Tax Credit Change Poised to Boost Supply of Venture Capital from Out of the State

Indiana startups might soon have an easier time attracting out-of-state investments thanks to a change lawmakers made this year to an instrumental tax incentive program.

The state has offered the venture capital investment tax credit since late 2003 as a way to make investing in startups a little less risky, but it really only benefited Indiana residents because it applied to an individual’s state tax liability. That meant investors who didn’t pay Indiana taxes were left out.

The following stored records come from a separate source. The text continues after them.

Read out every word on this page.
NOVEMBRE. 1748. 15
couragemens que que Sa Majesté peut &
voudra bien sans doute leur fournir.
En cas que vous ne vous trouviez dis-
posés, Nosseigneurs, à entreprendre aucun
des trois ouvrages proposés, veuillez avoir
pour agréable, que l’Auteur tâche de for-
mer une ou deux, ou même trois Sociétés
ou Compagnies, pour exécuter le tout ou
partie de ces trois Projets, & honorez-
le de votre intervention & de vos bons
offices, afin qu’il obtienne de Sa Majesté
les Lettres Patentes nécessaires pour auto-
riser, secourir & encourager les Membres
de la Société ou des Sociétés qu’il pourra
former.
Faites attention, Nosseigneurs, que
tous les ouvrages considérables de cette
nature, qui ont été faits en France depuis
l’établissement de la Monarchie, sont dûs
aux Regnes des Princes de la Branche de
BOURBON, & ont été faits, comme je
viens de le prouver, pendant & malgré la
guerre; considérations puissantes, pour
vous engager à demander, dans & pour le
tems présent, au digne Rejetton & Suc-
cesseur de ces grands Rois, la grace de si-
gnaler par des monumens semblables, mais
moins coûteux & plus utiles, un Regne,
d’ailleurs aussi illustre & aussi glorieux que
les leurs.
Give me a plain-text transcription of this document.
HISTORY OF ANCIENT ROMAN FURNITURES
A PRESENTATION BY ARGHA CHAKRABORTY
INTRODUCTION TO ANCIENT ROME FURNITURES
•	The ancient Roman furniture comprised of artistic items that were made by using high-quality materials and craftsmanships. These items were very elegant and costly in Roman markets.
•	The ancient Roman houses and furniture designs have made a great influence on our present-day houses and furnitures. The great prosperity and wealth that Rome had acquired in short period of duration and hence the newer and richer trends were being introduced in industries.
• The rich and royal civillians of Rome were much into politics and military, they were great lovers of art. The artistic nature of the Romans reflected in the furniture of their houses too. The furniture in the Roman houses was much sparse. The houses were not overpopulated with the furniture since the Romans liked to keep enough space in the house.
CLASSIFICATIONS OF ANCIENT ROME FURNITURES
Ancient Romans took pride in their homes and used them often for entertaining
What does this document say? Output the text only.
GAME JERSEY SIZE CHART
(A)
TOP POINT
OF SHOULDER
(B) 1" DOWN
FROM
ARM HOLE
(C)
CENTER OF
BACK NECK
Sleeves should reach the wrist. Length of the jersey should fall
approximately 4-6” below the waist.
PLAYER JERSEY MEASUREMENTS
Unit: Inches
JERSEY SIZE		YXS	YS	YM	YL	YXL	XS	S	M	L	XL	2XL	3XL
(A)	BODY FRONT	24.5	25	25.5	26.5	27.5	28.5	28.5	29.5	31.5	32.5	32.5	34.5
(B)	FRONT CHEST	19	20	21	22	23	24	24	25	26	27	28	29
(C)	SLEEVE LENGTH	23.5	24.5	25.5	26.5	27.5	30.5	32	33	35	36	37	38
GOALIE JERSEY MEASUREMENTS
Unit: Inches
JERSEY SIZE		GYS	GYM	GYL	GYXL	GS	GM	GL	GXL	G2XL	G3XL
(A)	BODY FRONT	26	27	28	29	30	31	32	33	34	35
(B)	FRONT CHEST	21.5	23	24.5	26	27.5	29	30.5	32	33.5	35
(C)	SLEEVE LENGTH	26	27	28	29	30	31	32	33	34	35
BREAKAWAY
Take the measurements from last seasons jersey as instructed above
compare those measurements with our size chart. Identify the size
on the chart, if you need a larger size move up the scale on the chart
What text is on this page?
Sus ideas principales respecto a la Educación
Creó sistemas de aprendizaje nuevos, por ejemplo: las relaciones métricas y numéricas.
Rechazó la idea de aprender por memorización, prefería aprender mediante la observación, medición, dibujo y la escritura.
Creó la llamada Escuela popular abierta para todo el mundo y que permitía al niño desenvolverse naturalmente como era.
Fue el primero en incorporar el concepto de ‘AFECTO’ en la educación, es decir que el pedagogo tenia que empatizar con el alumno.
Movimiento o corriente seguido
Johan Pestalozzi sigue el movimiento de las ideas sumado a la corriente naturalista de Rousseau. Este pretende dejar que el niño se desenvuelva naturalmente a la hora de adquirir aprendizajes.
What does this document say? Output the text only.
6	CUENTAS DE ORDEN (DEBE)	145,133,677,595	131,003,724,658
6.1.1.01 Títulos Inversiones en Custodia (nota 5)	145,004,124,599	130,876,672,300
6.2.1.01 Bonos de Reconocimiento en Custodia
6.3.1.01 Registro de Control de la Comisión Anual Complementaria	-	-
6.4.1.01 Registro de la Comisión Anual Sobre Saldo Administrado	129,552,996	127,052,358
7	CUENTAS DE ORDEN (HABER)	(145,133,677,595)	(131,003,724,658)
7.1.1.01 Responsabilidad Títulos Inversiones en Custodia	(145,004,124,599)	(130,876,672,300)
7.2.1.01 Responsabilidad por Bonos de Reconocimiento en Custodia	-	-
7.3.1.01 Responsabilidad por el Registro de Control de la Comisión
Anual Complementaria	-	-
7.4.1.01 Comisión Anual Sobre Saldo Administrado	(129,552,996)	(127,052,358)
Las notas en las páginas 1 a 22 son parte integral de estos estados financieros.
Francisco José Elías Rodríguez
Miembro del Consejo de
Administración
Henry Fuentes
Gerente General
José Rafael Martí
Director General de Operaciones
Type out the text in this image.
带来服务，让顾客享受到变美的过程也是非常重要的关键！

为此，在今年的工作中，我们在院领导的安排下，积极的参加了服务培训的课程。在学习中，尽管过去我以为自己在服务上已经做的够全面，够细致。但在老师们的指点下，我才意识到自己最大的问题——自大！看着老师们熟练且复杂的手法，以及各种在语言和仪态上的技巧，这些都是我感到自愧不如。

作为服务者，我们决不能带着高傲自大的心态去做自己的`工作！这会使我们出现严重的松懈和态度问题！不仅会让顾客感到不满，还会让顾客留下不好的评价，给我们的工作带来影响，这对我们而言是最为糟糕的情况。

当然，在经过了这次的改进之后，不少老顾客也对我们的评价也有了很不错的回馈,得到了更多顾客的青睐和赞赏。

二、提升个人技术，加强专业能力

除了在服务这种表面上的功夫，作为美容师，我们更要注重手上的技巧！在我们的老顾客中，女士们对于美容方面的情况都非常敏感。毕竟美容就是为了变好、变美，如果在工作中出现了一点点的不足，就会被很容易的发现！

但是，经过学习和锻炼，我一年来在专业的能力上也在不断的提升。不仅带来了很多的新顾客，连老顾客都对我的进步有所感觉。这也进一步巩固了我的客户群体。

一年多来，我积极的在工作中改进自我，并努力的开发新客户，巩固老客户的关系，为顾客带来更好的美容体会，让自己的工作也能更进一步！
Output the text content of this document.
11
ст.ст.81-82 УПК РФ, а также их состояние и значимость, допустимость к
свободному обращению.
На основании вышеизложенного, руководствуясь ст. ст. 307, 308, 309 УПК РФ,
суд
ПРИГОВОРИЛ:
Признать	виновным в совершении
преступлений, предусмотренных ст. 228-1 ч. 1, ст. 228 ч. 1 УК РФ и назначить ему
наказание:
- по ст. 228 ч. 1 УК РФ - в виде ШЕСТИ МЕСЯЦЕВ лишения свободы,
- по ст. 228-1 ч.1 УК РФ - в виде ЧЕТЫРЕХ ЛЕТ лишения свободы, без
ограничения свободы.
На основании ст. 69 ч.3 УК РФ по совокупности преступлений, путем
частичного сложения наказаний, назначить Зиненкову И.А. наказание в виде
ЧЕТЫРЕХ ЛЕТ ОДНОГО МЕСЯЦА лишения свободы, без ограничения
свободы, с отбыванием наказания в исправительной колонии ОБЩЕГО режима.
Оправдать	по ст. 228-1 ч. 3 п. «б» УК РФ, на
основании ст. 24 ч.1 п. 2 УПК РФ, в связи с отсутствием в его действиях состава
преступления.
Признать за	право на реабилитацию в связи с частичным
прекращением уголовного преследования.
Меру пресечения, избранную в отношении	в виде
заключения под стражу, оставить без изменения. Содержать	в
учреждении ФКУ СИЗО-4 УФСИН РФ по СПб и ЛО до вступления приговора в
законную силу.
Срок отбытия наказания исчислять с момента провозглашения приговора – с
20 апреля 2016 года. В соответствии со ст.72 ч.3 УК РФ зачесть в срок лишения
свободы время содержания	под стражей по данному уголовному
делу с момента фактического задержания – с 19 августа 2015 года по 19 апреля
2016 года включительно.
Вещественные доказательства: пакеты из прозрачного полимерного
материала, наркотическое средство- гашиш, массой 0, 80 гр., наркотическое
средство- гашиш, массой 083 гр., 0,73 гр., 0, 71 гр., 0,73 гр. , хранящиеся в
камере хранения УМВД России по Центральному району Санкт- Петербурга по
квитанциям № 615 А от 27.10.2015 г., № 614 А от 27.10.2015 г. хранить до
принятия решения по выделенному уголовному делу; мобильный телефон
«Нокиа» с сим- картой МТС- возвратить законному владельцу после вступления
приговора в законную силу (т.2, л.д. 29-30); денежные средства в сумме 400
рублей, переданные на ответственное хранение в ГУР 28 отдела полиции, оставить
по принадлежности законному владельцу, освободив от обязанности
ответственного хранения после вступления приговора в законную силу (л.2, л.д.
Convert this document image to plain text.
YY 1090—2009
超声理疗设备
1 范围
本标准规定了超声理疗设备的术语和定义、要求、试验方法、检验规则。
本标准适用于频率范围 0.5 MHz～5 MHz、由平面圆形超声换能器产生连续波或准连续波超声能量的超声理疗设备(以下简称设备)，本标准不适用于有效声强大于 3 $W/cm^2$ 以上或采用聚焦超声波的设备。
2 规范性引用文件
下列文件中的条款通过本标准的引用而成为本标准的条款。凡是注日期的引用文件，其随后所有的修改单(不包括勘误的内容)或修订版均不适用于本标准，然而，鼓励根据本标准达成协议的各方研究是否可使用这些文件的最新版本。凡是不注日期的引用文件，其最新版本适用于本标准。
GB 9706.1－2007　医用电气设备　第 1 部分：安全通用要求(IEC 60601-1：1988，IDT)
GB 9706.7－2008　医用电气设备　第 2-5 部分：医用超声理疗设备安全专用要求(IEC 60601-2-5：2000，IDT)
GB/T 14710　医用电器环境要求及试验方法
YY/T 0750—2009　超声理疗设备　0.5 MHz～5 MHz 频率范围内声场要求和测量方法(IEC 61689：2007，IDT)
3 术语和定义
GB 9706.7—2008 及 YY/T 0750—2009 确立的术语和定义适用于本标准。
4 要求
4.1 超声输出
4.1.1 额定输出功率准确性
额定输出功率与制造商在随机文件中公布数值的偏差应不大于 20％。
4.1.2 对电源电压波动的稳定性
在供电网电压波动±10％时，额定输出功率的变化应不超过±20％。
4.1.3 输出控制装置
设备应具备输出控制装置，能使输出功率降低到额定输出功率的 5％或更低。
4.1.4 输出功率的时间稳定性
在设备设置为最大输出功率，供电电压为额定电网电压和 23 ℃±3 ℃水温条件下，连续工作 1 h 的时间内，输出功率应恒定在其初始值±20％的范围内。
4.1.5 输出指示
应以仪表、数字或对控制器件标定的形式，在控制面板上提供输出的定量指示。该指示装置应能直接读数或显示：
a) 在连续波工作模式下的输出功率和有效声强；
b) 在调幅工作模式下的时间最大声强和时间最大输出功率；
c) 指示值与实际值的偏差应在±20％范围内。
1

Senate Bill 563, authored by Republican Sen. Travis Holdman and signed by Gov. Eric Holcomb, changed that. Starting in 2020, investors will be allowed to transfer the tax credit, which means out-of-state investors can essentially sell the credit to someone in state who can take advantage of it.

Leaders in the tech community say that is a big win for their industry, because it will help motivate out-of-state individuals- who regularly ask about the tax credit – to invest in Indiana startups.

“It’s certainly not the only driver when making the decision about whether to invest in a company,” said entrepreneur Mike Simmons, who is now chairman and CEO of Sharpen Technologies. “But it certainly makes it a much easier decision.”

The change could also have a ripple effect for regular in-state investors. If startups’ pool of potential investors grows, local investors might hear fewer pitches.

“There are 15-20 people that probably get hit on pretty regular investment,” Simmons said. “The more we can broaden that out, it’s definitely better for the community.”

The VCI tax credit program allows someone who invests in early-stage Indiana company to claim a tax credit worth 20% of the investment. The credit is capped at $1 million.

An individual who invests $500,000 in an eligible startup, for example, can receive a $100,000 cut in the income tax he or she owes the state.

Eligible startups have to register with the Indiana Economic Development Corp. and set a venture capital fundraising goal. Investors then can receive the 20% credit until the company hits that goal, which is capped at $5 million.

In the programs first 15 years, 778 startups have been certified to use it, but only 30 startups have reached the $5 million cap.